# the blind Meat Cutter



## stevegomes (Aug 7, 2007)

hello. 
I am Steve the blind meat cutter from Denver Colorado. I am really blind and I got the name blind meat cutter from my friend Doctor Paul Gingrich who was a meat cutter for a store called Alfalfa's in boulder. I wanted to learn how to cut up whole chickens and he said "Let us close our eyes and cut meat and see how we do and we will call you if we think we can do it" So he called later and said come in tomorrow at 0800 and we will try it. He introduced me to customers as our new blind meat cutter. I learned how to make sausage and have all kinds of fun preparing food. Well, I need a new hobby and a new toy. I am going to get the Weber smoky Mountain soon. I am gona want to learn how to smoke brisket and pork and sausage. Right now I am on the virtual Weber board and am learning a lot there. So lets see if we can get any fatter and have fun. You can go to my web site and read the stories and see pictures of me and my Irish Catholic guide dog Finnegan. 

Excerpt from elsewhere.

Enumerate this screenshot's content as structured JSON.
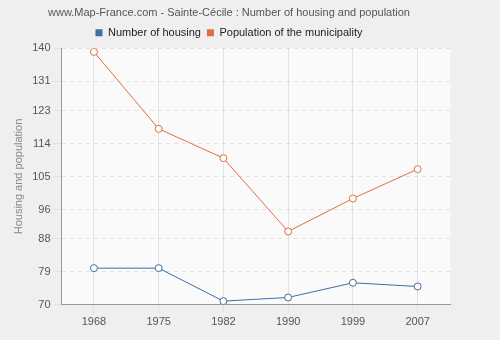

Beer is proof God loves us and wants us to be happy. Benjamin Franklin 


my web site
www.11954.com/gomes
phone 720-747-4990


----------



## smok_n_okie (Aug 7, 2007)

Welcome, glad to have ya


----------



## wvsmokeman (Aug 7, 2007)

Welcome aboard the SMF!! Check out Jeff's free 5 day e-course on smoking meat http://www.smoking-meat.com/smoking-basics-ecourse.html. Glad you found us and I look forward to your posts!


----------



## desert smokin (Aug 7, 2007)

Welcome aboard. You came to the right place to hone your smokin skills. Keep us informed on your progress.


----------



## doc (Aug 7, 2007)

Good to have you aboard. Checked out your website. Feel free to ask if you have any questions!

Welcome to SMF!


----------



## richoso1 (Aug 7, 2007)

Wecome to the SMF. I respect the fact that you are continuing to challenge yourself. It helps to keep focus on life. I know you'll be in some smoke before you know it.


----------



## deejaydebi (Aug 7, 2007)

Welcome Steve -

You'll love this site. Wonderful friends, great recipes and all kinds of support for all kinds of smokers! Enjoy!


----------



## bigarm's smokin (Aug 7, 2007)

*Welcome aboard sir, and more power to ya! Terry
	

	
	
		
		



		
			




*


----------



## ba_loko (Aug 7, 2007)

Welcome to this forum.  There's many good folk here.  I look forward to hearing of your smokin'!  You're going to love it!


----------



## ultramag (Aug 7, 2007)

Welcome to SMF Steve!!! The WSM is an excellent beginners smoker IMO and TVWBB is a great resource to learn the nuances of mastering it.


----------



## msmith (Aug 7, 2007)

Welcome to SMF .


----------



## hawgheaven (Aug 7, 2007)

Welcome aboard Steve, glad you joined us! There is a wealth of knowledge here, so feel free to ask questions and share your experiences with us!

Take care!


----------



## blackhawk19 (Aug 7, 2007)

Welcome to the SMF


----------



## smokincowboy (Aug 7, 2007)

Welcome to the SMF


----------



## chris_harper (Aug 9, 2007)

welcome to SMF. glad you found us.


----------



## squeezy (Aug 9, 2007)

Welcome Steve to SMF ... I'd love to hear more about your support group and how you manage your life. I think we could learn a lot by emulating how you learned to cut meat by feel.
Hope we can be of some help to you, but I suspect we'll learn more from you.
Again welcome!


----------



## bbq bubba (Aug 9, 2007)

Welcome to the SMF 
	

	
	
		
		



		
		
	


	





  If a blind guy can use a knife, i guess you can play with fire!
P.S. how do you read the posts?


----------



## flagriller (Aug 9, 2007)

Welcome, glad you found us.


----------



## shellbellc (Aug 9, 2007)

Welcome aboard Steve and Finnegan!  I was wondering how you read the blog also.  There is a ton of useful knowledge, and being a butcher you'll have the best cuts of meat.  Can you "feel" the difference in well marbled cuts of beef???  I hope it's ok to ask these question..


----------



## deejaydebi (Aug 10, 2007)

My cousin is blind and his computer talks to him.  It reads the post to him. Kind of kewl. He's faster at searching the net than I am and I can see pretty well - relatively speaking.


----------



## coleysmokinbbq (Aug 20, 2007)

Hi Steve!...Welcome to the *SMF*!...
	

	
	
		
		



		
			






...We're glad to have you aboard!!...

Sorry it took so long to welcome you, but I've been offline due to ISP/computer problems since July 2...
	

	
	
		
		



		
		
	


	





Until later...


----------



## cheech (Aug 21, 2007)

So glad you found us and enjoy the great art of smoking meat. Sit back and enjoy the smell


----------